Programme should have local feel

Despite a range of cultural tastes and personalities, a truly international recognition programme should have a local feel while maintaining a global reach. Dr Jill Flint-Taylor, business psychologist and director at Robertson Cooper, says: “What counts as appropriate recognition and what works is different for different individuals, never mind the cultural differences.”

Irvine adds: “The reality these days is that there are multi-country and multicultural teams, as well as locals and expatriates. It is important there is a consistency in recognising one employee compared to another.”

Cultural differences will often throw up challenges in aligning recognition schemes globally, particularly when deciding which rewards are appropriate in which country. Steve Baker, head of recognition and incentives at Grass Roots, says: “What may be appropriate, not only in terms of what the reward actually is but the way an employee is recognised and the way it is delivered, will change culture by culture. Differing cultures will respond to different types of reward.”

Language can also be an issue for employers aligning recognition schemes. Global organisations will generally use English as their international business language, so the recognition scheme’s website can use a single language. However, more employers now require programmes to be language-specific to each country.

Kuljit Kaur, head of business development at P&MM, says: “The quality of the programme participation very much reflects the employee’s ability to understand what they need to do to earn a reward.”

Irvine adds: “Employees want to receive recognition in their local language. We are up to 17 languages as the largest requirement of one employer.

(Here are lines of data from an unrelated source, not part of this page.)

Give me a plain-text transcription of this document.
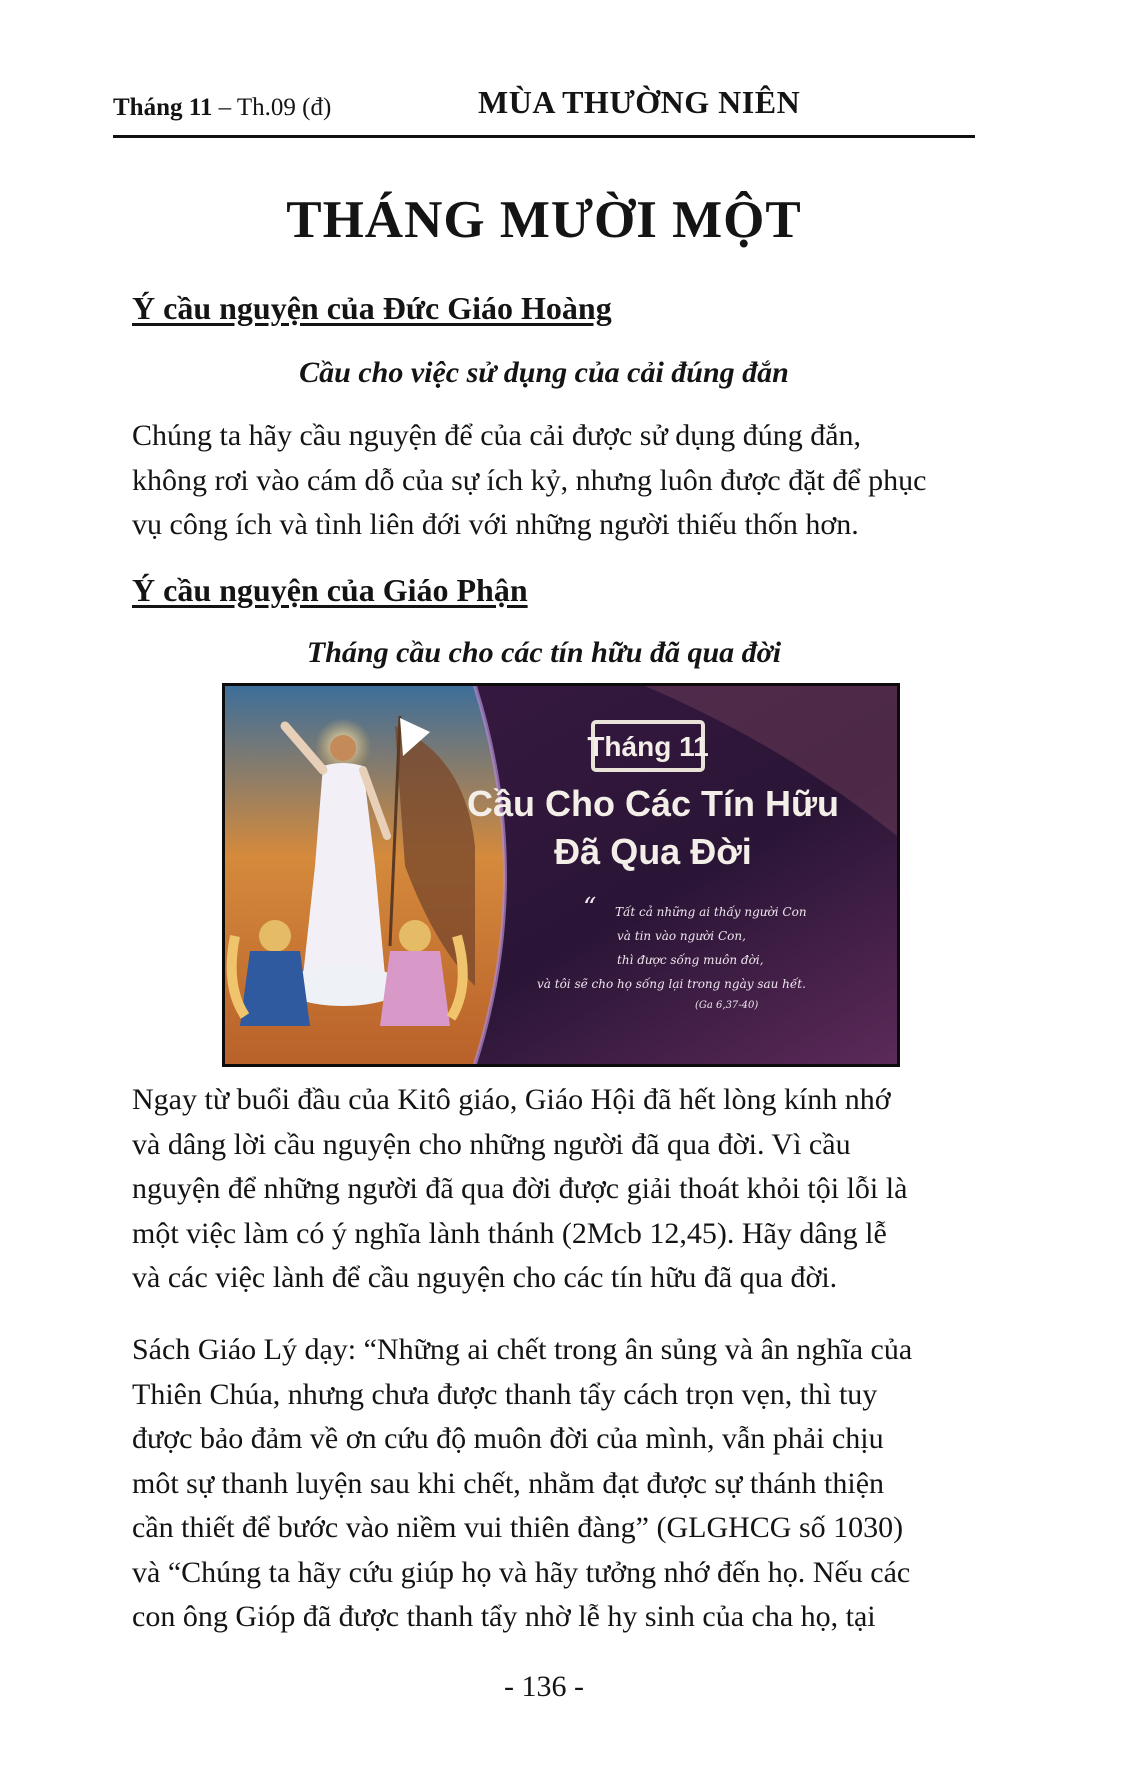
Tháng 11 – Th.09 (đ)	MÙA THƯỜNG NIÊN
THÁNG MƯỜI MỘT
Ý cầu nguyện của Đức Giáo Hoàng
Cầu cho việc sử dụng của cải đúng đắn
Chúng ta hãy cầu nguyện để của cải được sử dụng đúng đắn,
không rơi vào cám dỗ của sự ích kỷ, nhưng luôn được đặt để phục
vụ công ích và tình liên đới với những người thiếu thốn hơn.
Ý cầu nguyện của Giáo Phận
Tháng cầu cho các tín hữu đã qua đời
Tháng 11
Cầu Cho Các Tín Hữu
Đã Qua Đời
“ Tất cả những ai thấy người Con
và tin vào người Con,
thì được sống muôn đời,
và tôi sẽ cho họ sống lại trong ngày sau hết.
(Ga 6,37-40)
Ngay từ buổi đầu của Kitô giáo, Giáo Hội đã hết lòng kính nhớ
và dâng lời cầu nguyện cho những người đã qua đời. Vì cầu
nguyện để những người đã qua đời được giải thoát khỏi tội lỗi là
một việc làm có ý nghĩa lành thánh (2Mcb 12,45). Hãy dâng lễ
và các việc lành để cầu nguyện cho các tín hữu đã qua đời.
Sách Giáo Lý dạy: “Những ai chết trong ân sủng và ân nghĩa của
Thiên Chúa, nhưng chưa được thanh tẩy cách trọn vẹn, thì tuy
được bảo đảm về ơn cứu độ muôn đời của mình, vẫn phải chịu
môt sự thanh luyện sau khi chết, nhằm đạt được sự thánh thiện
cần thiết để bước vào niềm vui thiên đàng” (GLGHCG số 1030)
và “Chúng ta hãy cứu giúp họ và hãy tưởng nhớ đến họ. Nếu các
con ông Gióp đã được thanh tẩy nhờ lễ hy sinh của cha họ, tại
- 136 -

We offer everything from the various Chinese languages, Japanese, Brazilian and, for one [organisation], French Canadian as opposed to European French.”

Local distribution of rewards

Once the type of reward and the language that will be used to deliver the scheme in each country has been determined, employers must ensure the rewards can be distributed locally as required. Baker explains: “Varying import duties can apply to differing types of goods, which can impact on the cost-effectiveness of the programme.”

One solution is to use reloadable, pre-paid reward cards that can be company- branded and used worldwide.

Once an employer has sorted all this out, the next step is to communicate the recognition programme. Madison’s Thornsberry says: “When we talk to employers with global constituencies, we take them through a process where we bring together their different audiences and have a frank dialogue about the different schemes operating around the globe; leverage a moderate amount of consistency, and hopefully settle on a number of changes that can be tailored for an audience, yet still have a common nomenclature.

“[Employers] are done with that broken buying pattern, with surrendering the corporate objectives to the parochialness of geography, and they are looking at recognition from a one ownership perspective [or] one service bureau objective. In doing so, much like employers align corporate values across an organisation, they can have a global recognition programme as well.”